Maybe the reason why board games don't really get into that is because of how they work - many board games play around with the social dynamics that come with their face-to-face nature. Most others are strategy games which require players to amass power from humble beginnings and seize victory from efficient use of resources. The nature of these strategy games lines up quite nicely with the typical idea of the "American Dream" and capitalism, the world's dominant socioeconomic structure. Games that almost simulate capitalism are, then, probably inherently bad at critiquing it.
And yet Pfister, currently living in Austria, is also clearly concerned about Europe's past with colonialism. Obviously that theme made it into the final shipped product, but he also wrote to us later that "a discussion about the ugly history of colonization can never be wrong. The worst thing we can do is to try to forget and repress." That attitude may end up slowly giving us the kinds of games that provoke exactly this kind of political discussion - see, for example, The Hen Commandments by the UK's Terror Bull Games, which was successfully Kickstarted last year (hat tip to Matt Lees of Shut Up And Sit Down for the reference).

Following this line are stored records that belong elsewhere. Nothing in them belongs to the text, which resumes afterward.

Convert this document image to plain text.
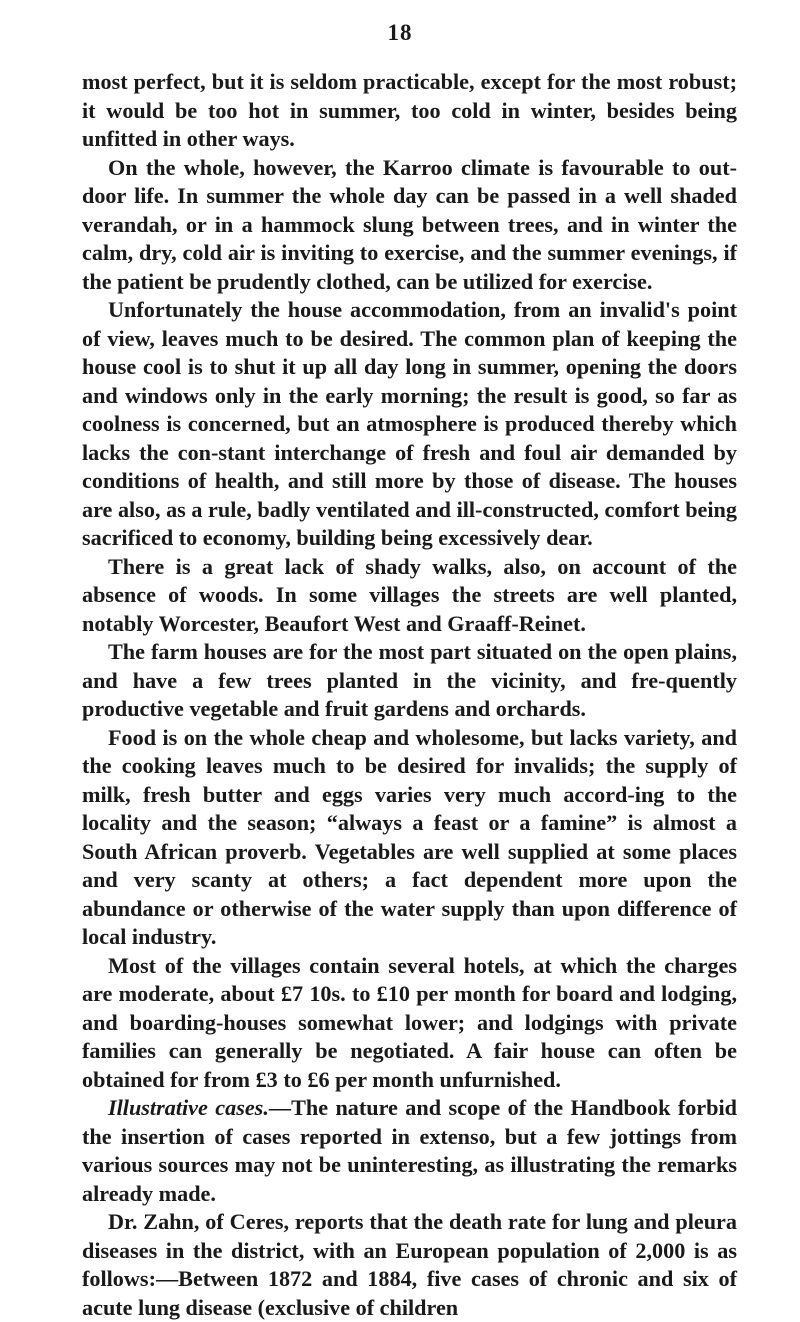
18

most perfect, but it is seldom practicable, except for the most robust; it would be too hot in summer, too cold in winter, besides being unfitted in other ways.

On the whole, however, the Karroo climate is favourable to out-door life. In summer the whole day can be passed in a well shaded verandah, or in a hammock slung between trees, and in winter the calm, dry, cold air is inviting to exercise, and the summer evenings, if the patient be prudently clothed, can be utilized for exercise.

Unfortunately the house accommodation, from an invalid's point of view, leaves much to be desired. The common plan of keeping the house cool is to shut it up all day long in summer, opening the doors and windows only in the early morning; the result is good, so far as coolness is concerned, but an atmosphere is produced thereby which lacks the con-stant interchange of fresh and foul air demanded by conditions of health, and still more by those of disease. The houses are also, as a rule, badly ventilated and ill-constructed, comfort being sacrificed to economy, building being excessively dear.

There is a great lack of shady walks, also, on account of the absence of woods. In some villages the streets are well planted, notably Worcester, Beaufort West and Graaff-Reinet.

The farm houses are for the most part situated on the open plains, and have a few trees planted in the vicinity, and fre-quently productive vegetable and fruit gardens and orchards.

Food is on the whole cheap and wholesome, but lacks variety, and the cooking leaves much to be desired for invalids; the supply of milk, fresh butter and eggs varies very much accord-ing to the locality and the season; “always a feast or a famine” is almost a South African proverb. Vegetables are well supplied at some places and very scanty at others; a fact dependent more upon the abundance or otherwise of the water supply than upon difference of local industry.

Most of the villages contain several hotels, at which the charges are moderate, about £7 10s. to £10 per month for board and lodging, and boarding-houses somewhat lower; and lodgings with private families can generally be negotiated. A fair house can often be obtained for from £3 to £6 per month unfurnished.

Illustrative cases.—The nature and scope of the Handbook forbid the insertion of cases reported in extenso, but a few jottings from various sources may not be uninteresting, as illustrating the remarks already made.

Dr. Zahn, of Ceres, reports that the death rate for lung and pleura diseases in the district, with an European population of 2,000 is as follows:—Between 1872 and 1884, five cases of chronic and six of acute lung disease (exclusive of children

In the end it seems that Mombasa's approach is a carefully chosen middle ground between explicit politicization and apparent apathy. The rulebook blurb about the game's theme addresses the lack of cultural sensitivity that many gamers take issue with (remember Nintendo's Tomodachi Life fiasco?), offering a chance for those who are truly interested to do additional research. At the same time, the game's mechanics are abstracted very far from the theme, and as Pfister told us, "I don't think [Mombasa] has much to do with colonization and I don't think it feels like it". This is a solid starting point, since it seems that the board game industry isn't yet ready for an influx of games that want to start these kinds of discussions. Until that day, keep your morality, gamers - Mombasa is a good eurogame and like most of them, its theme has nothing to do with how you actually play the game.